Hearing Phantom Baby Cries Is a Real (and Very Common) Thing, According to Doctors
Sleep deprivation can do crazy things to a new parent — ever put milk in the pantry? We've been there. If you have heard your baby crying, sprung from bed, and dashed over the crib only to realize he or she is fast asleep, this is totally normal according to doctors. The phenomenon is sometimes called phantom crying, and if you've caught these nonexistent calls for help from your little one, you aren't crazy.
"Many moms will report experiencing phantom cries," assures Megan Gray, MD, ob-gyn with Orlando Health Physician Associates. She told POPSUGAR that while there is no substantive research on the topic, "It most likely has to do with a highly stimulated maternal brain that is being wired to be cued by baby's cries, leading to a heightened awareness to sound."
Sometimes worry or anxiety, as experienced by many new parents, is partly responsible. Dr. Gray shares, "People in other situations that are having to acutely respond to some kind of stimulus can experience the same thing. For example, physicians report hearing their pagers going off even when they are not on call and their pager is off." Gina Song, MD, pediatrician at Northwestern Medicine Delnor Hospital, notes to POPSUGAR that sleep deprivation or fear of sleeping through crying is another reason parents may hear baby crying when he or she is not.
Dr. Song offers this advice to anyone who is being "haunted" by phantom cries: "Remember that it's OK that your baby cries, and that parents do not have to attend to their baby the moment they make a fuss." She adds, "It's important that a parent gets as much rest as possible by sleeping when baby is sleeping, especially when your baby is young." Dr. Song encourages parents to ask for help if they need it.
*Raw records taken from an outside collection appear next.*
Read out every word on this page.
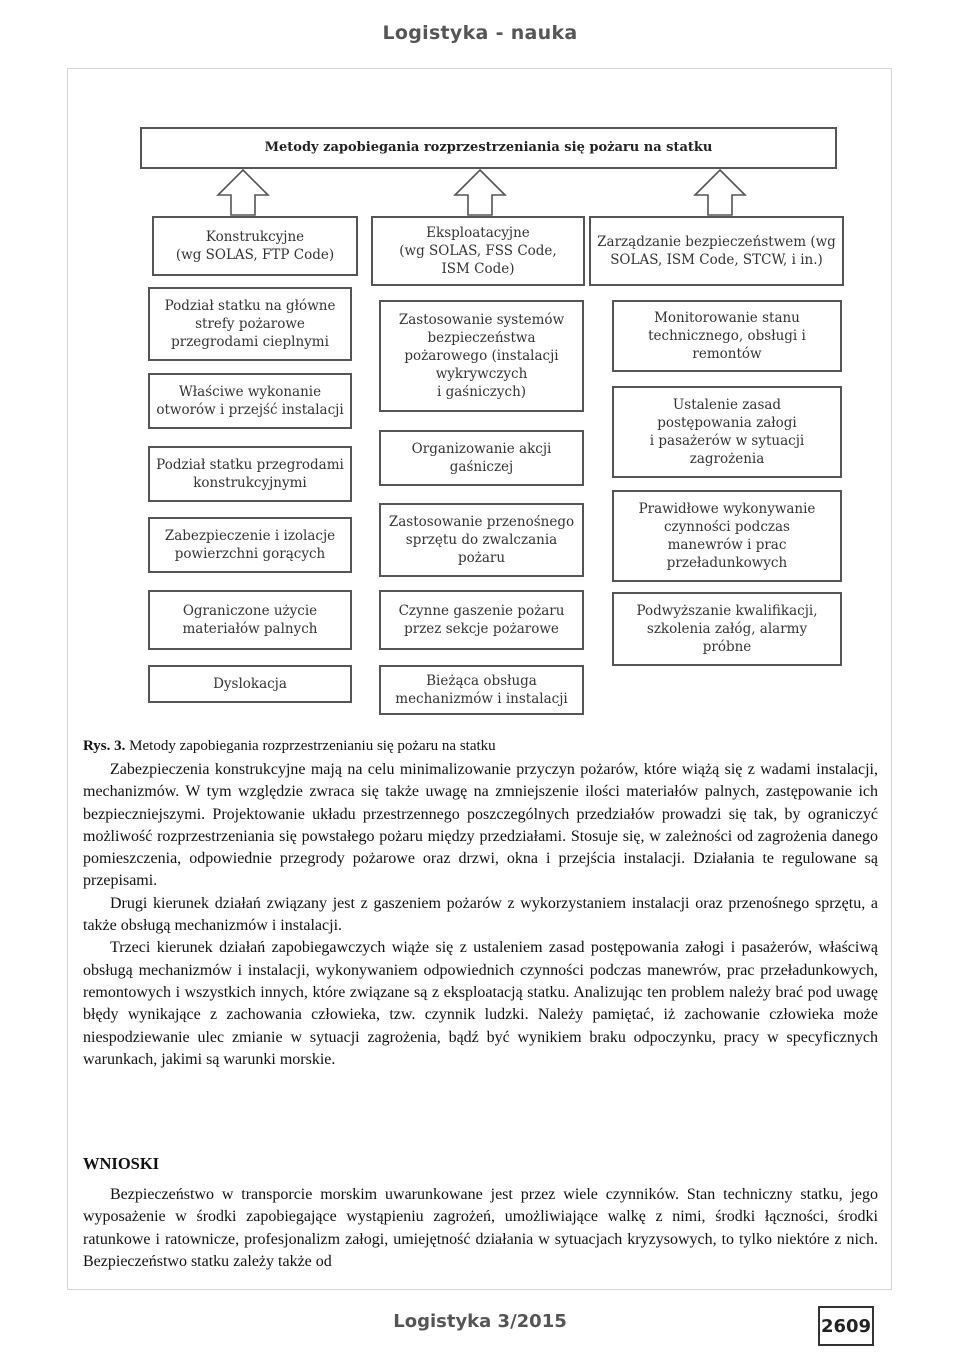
Logistyka - nauka
Metody zapobiegania rozprzestrzeniania się pożaru na statku
Konstrukcyjne
(wg SOLAS, FTP Code)
Eksploatacyjne
(wg SOLAS, FSS Code,
ISM Code)
Zarządzanie bezpieczeństwem (wg
SOLAS, ISM Code, STCW, i in.)
Podział statku na główne
strefy pożarowe
przegrodami cieplnymi
Właściwe wykonanie
otworów i przejść instalacji
Podział statku przegrodami
konstrukcyjnymi
Zabezpieczenie i izolacje
powierzchni gorących
Ograniczone użycie
materiałów palnych
Dyslokacja
Zastosowanie systemów
bezpieczeństwa
pożarowego (instalacji
wykrywczych
i gaśniczych)
Organizowanie akcji
gaśniczej
Zastosowanie przenośnego
sprzętu do zwalczania
pożaru
Czynne gaszenie pożaru
przez sekcje pożarowe
Bieżąca obsługa
mechanizmów i instalacji
Monitorowanie stanu
technicznego, obsługi i
remontów
Ustalenie zasad
postępowania załogi
i pasażerów w sytuacji
zagrożenia
Prawidłowe wykonywanie
czynności podczas
manewrów i prac
przeładunkowych
Podwyższanie kwalifikacji,
szkolenia załóg, alarmy
próbne
Rys. 3. Metody zapobiegania rozprzestrzenianiu się pożaru na statku

Zabezpieczenia konstrukcyjne mają na celu minimalizowanie przyczyn pożarów, które wiążą się z wadami instalacji, mechanizmów. W tym względzie zwraca się także uwagę na zmniejszenie ilości materiałów palnych, zastępowanie ich bezpieczniejszymi. Projektowanie układu przestrzennego poszczególnych przedziałów prowadzi się tak, by ograniczyć możliwość rozprzestrzeniania się powstałego pożaru między przedziałami. Stosuje się, w zależności od zagrożenia danego pomieszczenia, odpowiednie przegrody pożarowe oraz drzwi, okna i przejścia instalacji. Działania te regulowane są przepisami.

Drugi kierunek działań związany jest z gaszeniem pożarów z wykorzystaniem instalacji oraz przenośnego sprzętu, a także obsługą mechanizmów i instalacji.

Trzeci kierunek działań zapobiegawczych wiąże się z ustaleniem zasad postępowania załogi i pasażerów, właściwą obsługą mechanizmów i instalacji, wykonywaniem odpowiednich czynności podczas manewrów, prac przeładunkowych, remontowych i wszystkich innych, które związane są z eksploatacją statku. Analizując ten problem należy brać pod uwagę błędy wynikające z zachowania człowieka, tzw. czynnik ludzki. Należy pamiętać, iż zachowanie człowieka może niespodziewanie ulec zmianie w sytuacji zagrożenia, bądź być wynikiem braku odpoczynku, pracy w specyficznych warunkach, jakimi są warunki morskie.

WNIOSKI

Bezpieczeństwo w transporcie morskim uwarunkowane jest przez wiele czynników. Stan techniczny statku, jego wyposażenie w środki zapobiegające wystąpieniu zagrożeń, umożliwiające walkę z nimi, środki łączności, środki ratunkowe i ratownicze, profesjonalizm załogi, umiejętność działania w sytuacjach kryzysowych, to tylko niektóre z nich. Bezpieczeństwo statku zależy także od

Logistyka 3/2015	2609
Dr. Gray adds there is a light at the end of the tunnel for exhausted new parents who wake convinced their baby needs them. "It will usually become less frequent and spontaneously resolve as the baby ages and you become more comfortable with baby's routine and crying cues." She agrees that in addition to sleep, relaxing (and vital!) activities like showering and exercising are important for new moms and dads.
"If phantom cries become something that affect your daily life, as in you are unable to perform or complete an activity because of this, or it is a significant source of stress throughout the day, you should reach out to your doctor," Dr. Gray advises.